Internally this calls cgb_make_graph() to build the
graph and then cgb_smooth() to diffuse over it. Use
return_graph = TRUE to keep the graph for reuse.
cg_out <- cgb_filter(vec4d, mask3d,
spatial_sigma = 3, window = NULL,
topk = 16, return_graph = TRUE)
str(cg_out$graph)
#> List of 5
#> $ row_ptr : int [1:29533] 0 1 2 3 4 5 6 7 8 9 ...
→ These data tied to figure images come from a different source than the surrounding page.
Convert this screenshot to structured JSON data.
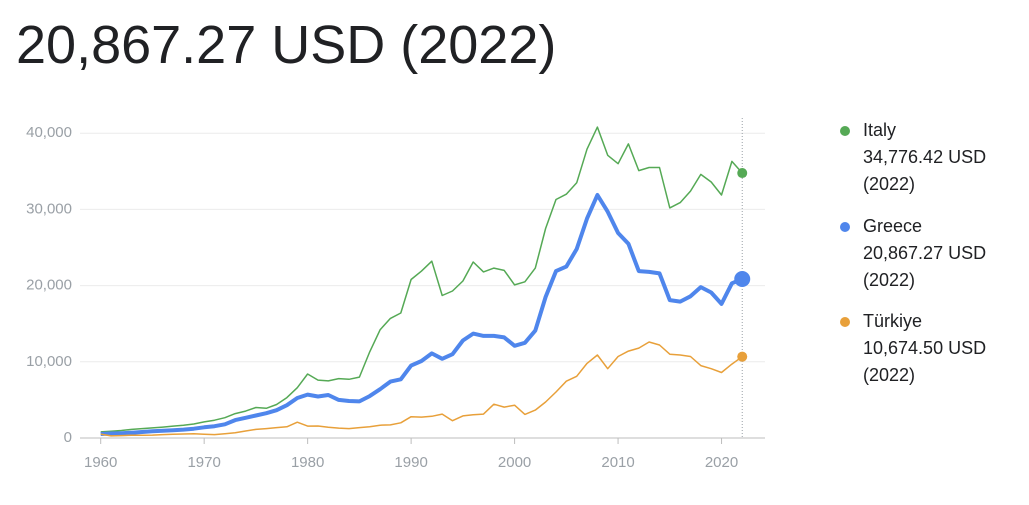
{
  "chart_data": {
    "type": "line",
    "headline": "20,867.27 USD (2022)",
    "x": [
      1960,
      1961,
      1962,
      1963,
      1964,
      1965,
      1966,
      1967,
      1968,
      1969,
      1970,
      1971,
      1972,
      1973,
      1974,
      1975,
      1976,
      1977,
      1978,
      1979,
      1980,
      1981,
      1982,
      1983,
      1984,
      1985,
      1986,
      1987,
      1988,
      1989,
      1990,
      1991,
      1992,
      1993,
      1994,
      1995,
      1996,
      1997,
      1998,
      1999,
      2000,
      2001,
      2002,
      2003,
      2004,
      2005,
      2006,
      2007,
      2008,
      2009,
      2010,
      2011,
      2012,
      2013,
      2014,
      2015,
      2016,
      2017,
      2018,
      2019,
      2020,
      2021,
      2022
    ],
    "series": [
      {
        "name": "Italy",
        "color": "#55a955",
        "legend_value": "34,776.42 USD (2022)",
        "values": [
          800,
          880,
          980,
          1130,
          1230,
          1320,
          1430,
          1560,
          1670,
          1840,
          2110,
          2330,
          2670,
          3200,
          3530,
          4000,
          3900,
          4400,
          5300,
          6600,
          8400,
          7600,
          7500,
          7800,
          7700,
          7990,
          11300,
          14200,
          15700,
          16400,
          20800,
          21900,
          23200,
          18700,
          19300,
          20600,
          23100,
          21800,
          22300,
          22000,
          20100,
          20500,
          22300,
          27500,
          31300,
          32000,
          33500,
          37900,
          40800,
          37100,
          36000,
          38600,
          35100,
          35500,
          35500,
          30200,
          30900,
          32400,
          34600,
          33600,
          31900,
          36300,
          34776.42
        ]
      },
      {
        "name": "Greece",
        "color": "#4f86ec",
        "legend_value": "20,867.27 USD (2022)",
        "values": [
          520,
          590,
          630,
          700,
          790,
          880,
          960,
          1030,
          1100,
          1220,
          1400,
          1550,
          1800,
          2350,
          2650,
          2950,
          3250,
          3650,
          4300,
          5250,
          5700,
          5450,
          5650,
          5000,
          4850,
          4800,
          5500,
          6400,
          7400,
          7700,
          9500,
          10100,
          11100,
          10400,
          11000,
          12800,
          13700,
          13400,
          13400,
          13200,
          12100,
          12500,
          14100,
          18500,
          21900,
          22500,
          24800,
          28800,
          31900,
          29700,
          26900,
          25500,
          21900,
          21800,
          21600,
          18100,
          17900,
          18600,
          19800,
          19100,
          17600,
          20300,
          20867.27
        ]
      },
      {
        "name": "Türkiye",
        "color": "#e8a03a",
        "legend_value": "10,674.50 USD (2022)",
        "values": [
          510,
          280,
          310,
          350,
          370,
          380,
          440,
          480,
          520,
          550,
          500,
          450,
          560,
          690,
          920,
          1130,
          1240,
          1370,
          1470,
          2070,
          1560,
          1580,
          1400,
          1300,
          1230,
          1370,
          1480,
          1680,
          1720,
          2000,
          2790,
          2740,
          2850,
          3140,
          2270,
          2900,
          3050,
          3140,
          4440,
          4050,
          4300,
          3100,
          3660,
          4720,
          6040,
          7460,
          8100,
          9790,
          10900,
          9100,
          10700,
          11400,
          11800,
          12600,
          12200,
          11000,
          10900,
          10700,
          9500,
          9100,
          8600,
          9700,
          10674.5
        ]
      }
    ],
    "xlim": [
      1958,
      2024.2
    ],
    "xticks": [
      1960,
      1970,
      1980,
      1990,
      2000,
      2010,
      2020
    ],
    "ylim": [
      0,
      42000
    ],
    "yticks": [
      0,
      {
        "value": 10000,
        "label": "10,000"
      },
      {
        "value": 20000,
        "label": "20,000"
      },
      {
        "value": 30000,
        "label": "30,000"
      },
      {
        "value": 40000,
        "label": "40,000"
      }
    ],
    "grid": true
  }
}
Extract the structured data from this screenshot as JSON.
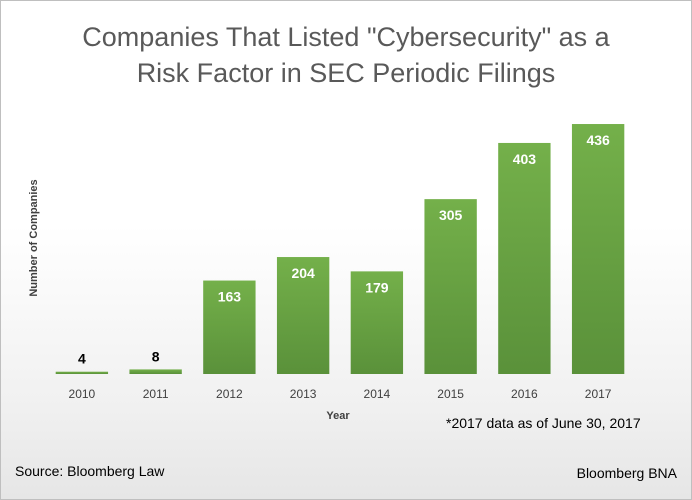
{
  "chart_data": {
    "type": "bar",
    "title_line1": "Companies That Listed \"Cybersecurity\" as a",
    "title_line2": "Risk Factor in SEC Periodic Filings",
    "xlabel": "Year",
    "ylabel": "Number of Companies",
    "categories": [
      "2010",
      "2011",
      "2012",
      "2013",
      "2014",
      "2015",
      "2016",
      "2017"
    ],
    "values": [
      4,
      8,
      163,
      204,
      179,
      305,
      403,
      436
    ],
    "ylim": [
      0,
      450
    ],
    "grid": false,
    "bar_color": "#70ad47"
  },
  "footnote": "*2017 data as of June 30, 2017",
  "source": "Source: Bloomberg Law",
  "brand": "Bloomberg BNA"
}
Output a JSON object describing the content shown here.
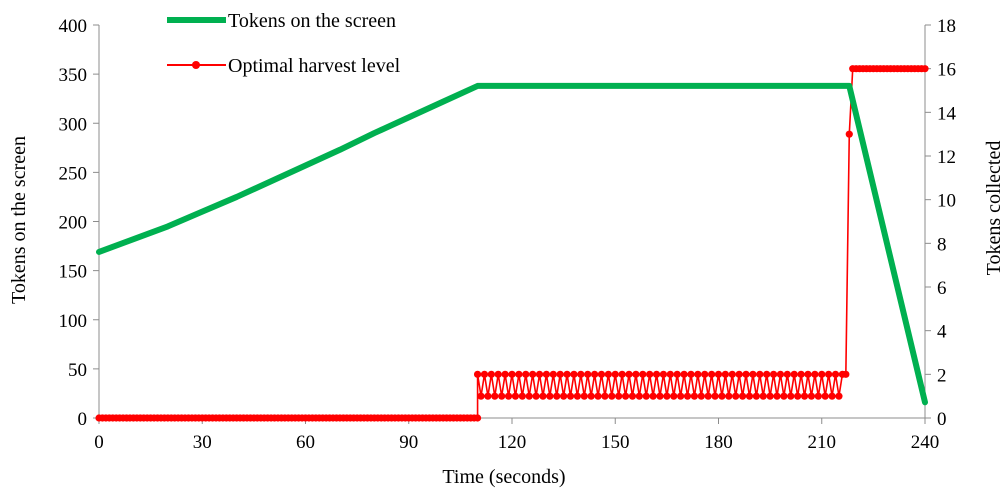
{
  "chart_data": {
    "type": "line",
    "title": "",
    "xlabel": "Time (seconds)",
    "ylabel": "Tokens on the screen",
    "y2label": "Tokens collected",
    "xlim": [
      0,
      240
    ],
    "ylim": [
      0,
      400
    ],
    "y2lim": [
      0,
      18
    ],
    "xticks": [
      "0",
      "30",
      "60",
      "90",
      "120",
      "150",
      "180",
      "210",
      "240"
    ],
    "yticks": [
      "0",
      "50",
      "100",
      "150",
      "200",
      "250",
      "300",
      "350",
      "400"
    ],
    "y2ticks": [
      "0",
      "2",
      "4",
      "6",
      "8",
      "10",
      "12",
      "14",
      "16",
      "18"
    ],
    "grid": false,
    "legend_position": "top-left",
    "colors": {
      "tokens_on_screen": "#00b050",
      "harvest": "#ff0000"
    },
    "series": [
      {
        "name": "Tokens on the screen",
        "axis": "left",
        "x": [
          0,
          10,
          20,
          30,
          40,
          50,
          60,
          70,
          80,
          90,
          100,
          110,
          120,
          130,
          140,
          150,
          160,
          170,
          180,
          190,
          200,
          210,
          218,
          240
        ],
        "values": [
          169,
          182,
          195,
          210,
          225,
          241,
          257,
          273,
          290,
          306,
          322,
          338,
          338,
          338,
          338,
          338,
          338,
          338,
          338,
          338,
          338,
          338,
          338,
          16
        ]
      },
      {
        "name": "Optimal harvest level",
        "axis": "right",
        "pattern": {
          "zero_until": 110,
          "alternate_start": 110,
          "alternate_end": 217,
          "alternate_step": 1,
          "alternate_values": [
            2,
            1
          ],
          "tail_x": [
            217,
            218,
            219,
            240
          ],
          "tail_values": [
            2,
            13,
            16,
            16
          ]
        }
      }
    ]
  }
}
#> $ col_ind : int [1:29532] 474 475 476 477 480 481 482 483 536 537 ...
#> $ val : num [1:29532] 1 1 1 1 1 1 1 1 1 1 ...
#> $ dims3d : int [1:3] 64 64 25
#> $ mask_idx: int [1:29532] 475 476 477 478 481 482 483 484 537 538 ...Choosing a smoother
- Use
gaussian_blur()for simple, fast baseline smoothing. - Use
bilateral_filter()/bilateral_filter_4d()when you want intensity‑aware, edge‑respecting smoothing. - Use
guided_filter()when you need edge preservation but want a simpler parameterization than full bilateral filters. - Use
laplace_enhance()when you want to sharpen structures rather than blur them. - Use
cgb_filter()when similarity should be driven by correlation of time‑series (e.g., fMRI connectivity‑style smoothing) rather than raw intensity alone.